RhoNox-1 is a divalent iron ion (Fe²⁺) fluorescent probe specific and available for use in living cells, with a maximum absorption wavelength of 540 nm and a maximum emission wavelength of 575 nm, producing an irreversible orange-red fluorescent product. RhoNox-1 has the advantage of cell membrane permeability and is usually localized to the c.

Instructions
I. Solution preparation
1. Preparation of mother solution: Use DMSO to prepare RhoNox-1 and obtain 1 mM stock solution.
Note: Please adjust the concentration of the mother solution according to your experimental needs. The mother solution should be stored in aliquots at -80℃ or -20℃ to avoid repeated freezing and thawing.

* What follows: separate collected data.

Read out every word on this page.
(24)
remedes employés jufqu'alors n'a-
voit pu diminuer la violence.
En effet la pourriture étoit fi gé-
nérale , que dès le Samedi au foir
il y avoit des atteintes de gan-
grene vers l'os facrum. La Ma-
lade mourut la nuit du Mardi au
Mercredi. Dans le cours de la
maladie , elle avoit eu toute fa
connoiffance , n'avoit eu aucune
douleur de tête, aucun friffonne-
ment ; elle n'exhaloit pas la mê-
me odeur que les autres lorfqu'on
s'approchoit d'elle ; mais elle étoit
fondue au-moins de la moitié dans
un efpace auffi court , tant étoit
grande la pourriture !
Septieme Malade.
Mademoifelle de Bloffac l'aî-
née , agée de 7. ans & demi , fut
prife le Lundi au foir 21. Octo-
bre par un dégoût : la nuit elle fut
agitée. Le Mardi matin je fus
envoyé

2. Preparation of working solution: Dilute the stock solution with preheated serum-free cell culture medium or PBS to prepare 1-10 μM RhoNox-1 working solution.
Note: Please adjust the concentration of RhoNox-1 working solution according to actual conditions and prepare it before use.
II. Cell staining
1. Adherent cells
1) Culture adherent cells on sterile coverslips.

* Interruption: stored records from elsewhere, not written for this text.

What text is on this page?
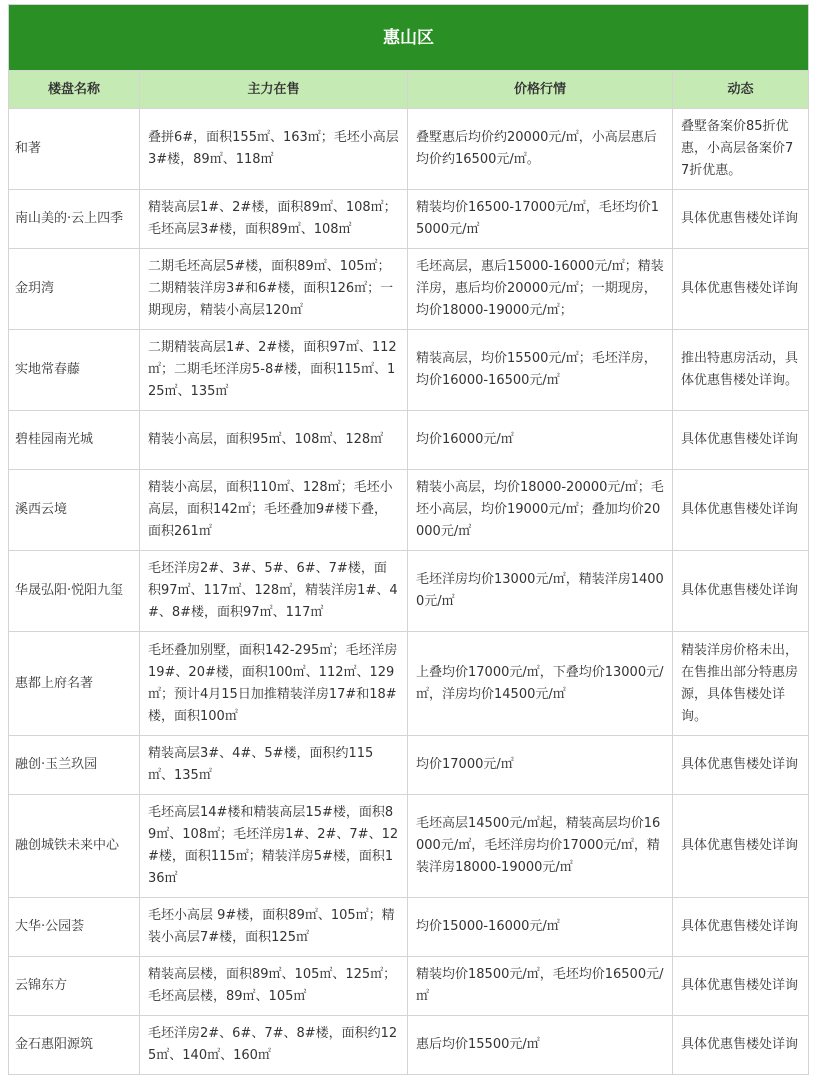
惠山区			
楼盘名称	主力在售	价格行情	动态
和著	叠拼6#，面积155㎡、163㎡；毛坯小高层3#楼，89㎡、118㎡	叠墅惠后均价约20000元/㎡，小高层惠后均价约16500元/㎡。	叠墅备案价85折优惠，小高层备案价77折优惠。
南山美的·云上四季	精装高层1#、2#楼，面积89㎡、108㎡；毛坯高层3#楼，面积89㎡、108㎡	精装均价16500-17000元/㎡，毛坯均价15000元/㎡	具体优惠售楼处详询
金玥湾	二期毛坯高层5#楼，面积89㎡、105㎡；二期精装洋房3#和6#楼，面积126㎡；一期现房，精装小高层120㎡	毛坯高层，惠后15000-16000元/㎡；精装洋房，惠后均价20000元/㎡；一期现房，均价18000-19000元/㎡；	具体优惠售楼处详询
实地常春藤	二期精装高层1#、2#楼，面积97㎡、112㎡；二期毛坯洋房5-8#楼，面积115㎡、125㎡、135㎡	精装高层，均价15500元/㎡；毛坯洋房，均价16000-16500元/㎡	推出特惠房活动，具体优惠售楼处详询。
碧桂园南光城	精装小高层，面积95㎡、108㎡、128㎡	均价16000元/㎡	具体优惠售楼处详询
溪西云境	精装小高层，面积110㎡、128㎡；毛坯小高层，面积142㎡；毛坯叠加9#楼下叠，面积261㎡	精装小高层，均价18000-20000元/㎡；毛坯小高层，均价19000元/㎡；叠加均价20000元/㎡	具体优惠售楼处详询
华晟弘阳·悦阳九玺	毛坯洋房2#、3#、5#、6#、7#楼，面积97㎡、117㎡、128㎡，精装洋房1#、4#、8#楼，面积97㎡、117㎡	毛坯洋房均价13000元/㎡，精装洋房14000元/㎡	具体优惠售楼处详询
惠都上府名著	毛坯叠加别墅，面积142-295㎡；毛坯洋房19#、20#楼，面积100㎡、112㎡、129㎡；预计4月15日加推精装洋房17#和18#楼，面积100㎡	上叠均价17000元/㎡，下叠均价13000元/㎡，洋房均价14500元/㎡	精装洋房价格未出，在售推出部分特惠房源，具体售楼处详询。
融创·玉兰玖园	精装高层3#、4#、5#楼，面积约115㎡、135㎡	均价17000元/㎡	具体优惠售楼处详询
融创城铁未来中心	毛坯高层14#楼和精装高层15#楼，面积89㎡、108㎡；毛坯洋房1#、2#、7#、12#楼，面积115㎡；精装洋房5#楼，面积136㎡	毛坯高层14500元/㎡起，精装高层均价16000元/㎡，毛坯洋房均价17000元/㎡，精装洋房18000-19000元/㎡	具体优惠售楼处详询
大华·公园荟	毛坯小高层 9#楼，面积89㎡、105㎡；精装小高层7#楼，面积125㎡	均价15000-16000元/㎡	具体优惠售楼处详询
云锦东方	精装高层楼，面积89㎡、105㎡、125㎡；毛坯高层楼，89㎡、105㎡	精装均价18500元/㎡，毛坯均价16500元/㎡	具体优惠售楼处详询
金石惠阳源筑	毛坯洋房2#、6#、7#、8#楼，面积约125㎡、140㎡、160㎡	惠后均价15500元/㎡	具体优惠售楼处详询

2) Remove the coverslips from the culture medium and remove excess culture medium.
3) Add 100μL of dye working solution, shake gently to completely cover the cells, and incubate at room temperature for 5-30 minutes.
4) Aspirate the dye working solution, wash 2-3 times with culture medium, 5 minutes each time, and observe using a fluorescence microscope or flow cytometer.
2. Suspended cells
1) Suspended cells: Collect cells by centrifugation, add PBS and wash twice, 5 minutes each time. Cell density is 1×106/mL
2) Add 1 mL of working solution and incubate at room temperature for 5-30 minutes.
3) Centrifuge at 400 g for 3-4 minutes and discard the supernatant.
4) Add PBS and wash cells twice, 5 minutes each time.
5) Resuspend cells with 1 mL of serum-free culture medium or PBS and observe using a fluorescence microscope or flow cytometer.